I had but one slight twinge of unease, or regret—too bad she was so full of shit.
2
Don't get me wrong.
I didn't suspect Ruth Braukis of being the biggest liar since the Big Bad Wolf merely because she was stunningly beautiful, although lesser males might be so inclined. That sort of juvenile, chauvinistic prejudice I eradicated from my character eons ago—to be precise, last Tuesday morning just before lunch. Believe me, I had other reasons for my suspicions.
Lew Lewellen was a film producer. Was it likely a film producer would send Valentine's cards to anyone except himself, l
et alone a college sweetheart from thirty years ago? And I could have been wrong but didn't I vaguely remember Lew's wife telling me once Lew had never even finished high school let alone got into a university. And all that stuff about uncles and Estonia and kidney machines, really. I may be gullible, especially when violet eyes are batting my way, but even I have my limits.
First thing I did of course was to call up the Lewellens. A pretty señorita I'd seen several times at Lew's but whose name I couldn't recall answered, and after I'd said it was me, she said the Lewellens were away for the weekend and could she take a message. I said, "No, gracias," and hung up.
Away for the weekend, eh? A likely story. No doubt Mrs. Lewellen had so instructed her minion to say if I called as she was too nice to lie to me directly. And was Monday, which day it was, a part of the weekend anyway? Not even in Beverly Hills it wasn't. So what was going on? How and why were my old friends the Lew Lewellens involved? Curious, eh, amigos?
I called the Fairfax Hotel; there was no one by the name of Ruth or June Braukis registered. Well, conceivably Ruth was staying in her mom's room and conceivably mom had a girlfriend roommate as double rooms are cheaper than two single rooms and conceivably the room was registered in her mom's girlfriend's name, if you are still conceivably with me, so then I called Kaiser, and guess what, no Mummy there, either.

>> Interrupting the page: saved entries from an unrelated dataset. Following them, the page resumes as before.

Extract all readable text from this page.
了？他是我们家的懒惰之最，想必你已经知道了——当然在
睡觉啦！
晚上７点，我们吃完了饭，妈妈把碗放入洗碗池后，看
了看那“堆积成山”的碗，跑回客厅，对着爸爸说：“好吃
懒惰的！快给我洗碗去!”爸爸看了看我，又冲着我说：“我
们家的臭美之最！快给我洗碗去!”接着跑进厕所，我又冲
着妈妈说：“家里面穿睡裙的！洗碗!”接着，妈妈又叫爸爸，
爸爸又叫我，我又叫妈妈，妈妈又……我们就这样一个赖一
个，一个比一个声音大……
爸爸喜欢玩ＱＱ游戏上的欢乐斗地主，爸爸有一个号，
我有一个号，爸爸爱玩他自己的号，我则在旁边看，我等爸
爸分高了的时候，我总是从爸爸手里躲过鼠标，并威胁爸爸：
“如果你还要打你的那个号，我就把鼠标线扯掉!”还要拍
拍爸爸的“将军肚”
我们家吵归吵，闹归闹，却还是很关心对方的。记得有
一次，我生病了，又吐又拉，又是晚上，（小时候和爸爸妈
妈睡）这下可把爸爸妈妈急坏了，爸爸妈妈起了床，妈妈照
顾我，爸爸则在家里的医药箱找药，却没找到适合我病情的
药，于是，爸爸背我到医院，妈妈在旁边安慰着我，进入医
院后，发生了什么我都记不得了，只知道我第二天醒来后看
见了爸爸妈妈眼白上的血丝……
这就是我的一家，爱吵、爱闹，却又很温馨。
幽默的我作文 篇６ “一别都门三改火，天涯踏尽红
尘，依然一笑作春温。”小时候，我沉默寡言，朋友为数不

Then I called up Uncle Teddy in Lafayette or thereabouts. No answer. Then, just to see if there was any truth at all in Ruth's tissue of fibs, I phoned TWA. Lo and behold there was a flight arriving daily from New York at 3:44 P.M., which was some small progress, although toward what, who knew? Then, just for a giggle, I took down my Reader's Digest World Atlas from the small shelf of reference books that hung a mite lopsidedly between the Armenian beauties and the fire extinguisher to see if there still was an Estonia. There was, south across the icy floes from Helsinki.
I looked fondly at the loving dedication inside the front cover of the atlas: "God knows where ya came from. Maybe this'll help ya figure out where you're goin'. Luv, Sara. XXX."